STRUCTURAL ACOUSTIC RADIATION OPTIMIZATION OF A TRUNCATED CONICAL SHELL BASED ON FINITE ELEMENT METHOD

摘要

The complex thin-wall shell structures are widely used in aircrafts, they are difficult for parametric modeling or representing the geometric characteristics by general spline functions, therefore it is difficult for acoustic optimization. In this paper a structural acoustic radiation optimization model is established based on finite element method and mesh with structural-acoustic coupling. The control of acoustic radiation power for complex structure based on mode shapes is investigated to optimization of the structural-acoustic coupling characteristics.
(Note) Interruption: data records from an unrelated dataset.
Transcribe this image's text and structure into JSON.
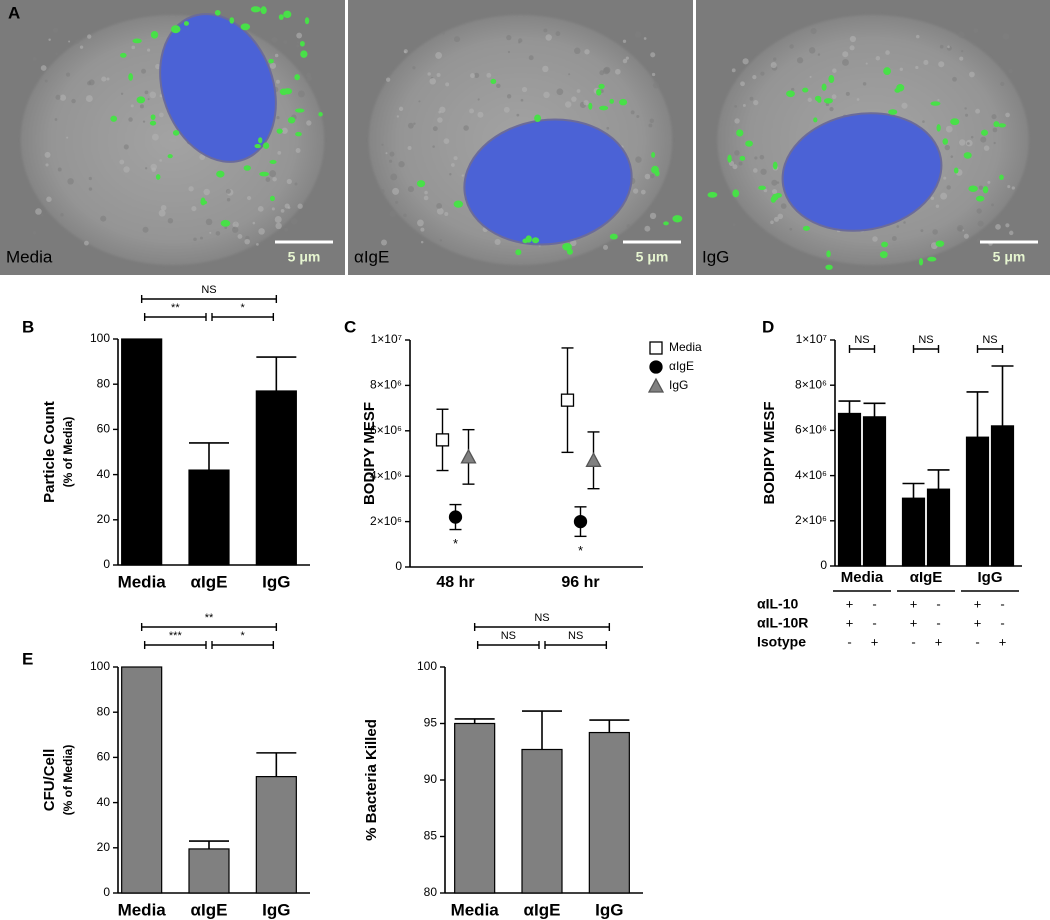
{
  "image_panel": "A",
  "images": [
    {
      "label": "Media",
      "scale_bar": "5 μm"
    },
    {
      "label": "αIgE",
      "scale_bar": "5 μm"
    },
    {
      "label": "IgG",
      "scale_bar": "5 μm"
    }
  ],
  "chart_data": [
    {
      "type": "bar",
      "panel": "B",
      "ylabel": "Particle Count",
      "ylabel_sub": "(% of Media)",
      "categories": [
        "Media",
        "αIgE",
        "IgG"
      ],
      "values": [
        100,
        42,
        77
      ],
      "errors": [
        null,
        12,
        15
      ],
      "color": "#000000",
      "ylim": [
        0,
        100
      ],
      "yticks": [
        0,
        20,
        40,
        60,
        80,
        100
      ],
      "brackets": [
        {
          "text": "NS",
          "from": "Media",
          "to": "IgG"
        },
        {
          "text": "**",
          "from": "Media",
          "to": "αIgE"
        },
        {
          "text": "*",
          "from": "αIgE",
          "to": "IgG"
        }
      ]
    },
    {
      "type": "point",
      "panel": "C",
      "ylabel": "BODIPY MESF",
      "categories": [
        "48 hr",
        "96 hr"
      ],
      "series": [
        {
          "name": "Media",
          "marker": "square",
          "color": "#ffffff",
          "values": [
            5600000,
            7350000
          ],
          "errors": [
            1350000,
            2300000
          ]
        },
        {
          "name": "αIgE",
          "marker": "circle",
          "color": "#000000",
          "values": [
            2200000,
            2000000
          ],
          "errors": [
            550000,
            650000
          ]
        },
        {
          "name": "IgG",
          "marker": "triangle",
          "color": "#808080",
          "values": [
            4850000,
            4700000
          ],
          "errors": [
            1200000,
            1250000
          ]
        }
      ],
      "ylim": [
        0,
        10000000
      ],
      "yticks": [
        0,
        {
          "value": 2000000,
          "label": "2×10⁶"
        },
        {
          "value": 4000000,
          "label": "4×10⁶"
        },
        {
          "value": 6000000,
          "label": "6×10⁶"
        },
        {
          "value": 8000000,
          "label": "8×10⁶"
        },
        {
          "value": 10000000,
          "label": "1×10⁷"
        }
      ],
      "annotations": [
        {
          "text": "*",
          "series": "αIgE",
          "category": "48 hr"
        },
        {
          "text": "*",
          "series": "αIgE",
          "category": "96 hr"
        }
      ],
      "legend": "upper right"
    },
    {
      "type": "bar",
      "panel": "D",
      "ylabel": "BODIPY MESF",
      "groups": [
        "Media",
        "αIgE",
        "IgG"
      ],
      "values": [
        6750000,
        6600000,
        3000000,
        3400000,
        5700000,
        6200000
      ],
      "errors": [
        550000,
        600000,
        650000,
        850000,
        2000000,
        2650000
      ],
      "color": "#000000",
      "ylim": [
        0,
        10000000
      ],
      "yticks": [
        0,
        {
          "value": 2000000,
          "label": "2×10⁶"
        },
        {
          "value": 4000000,
          "label": "4×10⁶"
        },
        {
          "value": 6000000,
          "label": "6×10⁶"
        },
        {
          "value": 8000000,
          "label": "8×10⁶"
        },
        {
          "value": 10000000,
          "label": "1×10⁷"
        }
      ],
      "brackets": [
        {
          "text": "NS",
          "group": "Media"
        },
        {
          "text": "NS",
          "group": "αIgE"
        },
        {
          "text": "NS",
          "group": "IgG"
        }
      ],
      "conditions": [
        {
          "label": "αIL-10",
          "signs": [
            "+",
            "-",
            "+",
            "-",
            "+",
            "-"
          ]
        },
        {
          "label": "αIL-10R",
          "signs": [
            "+",
            "-",
            "+",
            "-",
            "+",
            "-"
          ]
        },
        {
          "label": "Isotype",
          "signs": [
            "-",
            "+",
            "-",
            "+",
            "-",
            "+"
          ]
        }
      ]
    },
    {
      "type": "bar",
      "panel": "E",
      "ylabel": "CFU/Cell",
      "ylabel_sub": "(% of Media)",
      "categories": [
        "Media",
        "αIgE",
        "IgG"
      ],
      "values": [
        100,
        19.5,
        51.5
      ],
      "errors": [
        null,
        3.5,
        10.5
      ],
      "color": "#808080",
      "ylim": [
        0,
        100
      ],
      "yticks": [
        0,
        20,
        40,
        60,
        80,
        100
      ],
      "brackets": [
        {
          "text": "**",
          "from": "Media",
          "to": "IgG"
        },
        {
          "text": "***",
          "from": "Media",
          "to": "αIgE"
        },
        {
          "text": "*",
          "from": "αIgE",
          "to": "IgG"
        }
      ]
    },
    {
      "type": "bar",
      "ylabel": "% Bacteria Killed",
      "categories": [
        "Media",
        "αIgE",
        "IgG"
      ],
      "values": [
        95,
        92.7,
        94.2
      ],
      "errors": [
        0.4,
        3.4,
        1.1
      ],
      "color": "#808080",
      "ylim": [
        80,
        100
      ],
      "yticks": [
        80,
        85,
        90,
        95,
        100
      ],
      "brackets": [
        {
          "text": "NS",
          "from": "Media",
          "to": "IgG"
        },
        {
          "text": "NS",
          "from": "Media",
          "to": "αIgE"
        },
        {
          "text": "NS",
          "from": "αIgE",
          "to": "IgG"
        }
      ]
    }
  ]
}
A truncated conical shell model with its conical angle, truncated length and internal volume as designed parameters is established, and the dynamic characteristics are obtained by analyzing its mode shapes by FEM, while the acoustic characteristics are obtained by Rayleigh integral, the mode shapes are integrated to define the shape optimization function. Finally, the geometric shape with the lowest structural acoustic radiation as the optimization goal is obtained. Meanwhile, the structural acoustic radiation optimization under harmonic excitation is carried out with the mean acoustic radiation power in the structural-acoustic coupling frequency range as the optimization goal. The numerical results of the truncated conical shell of aluminium alloy structure show that the method is effective for acoustic optimization.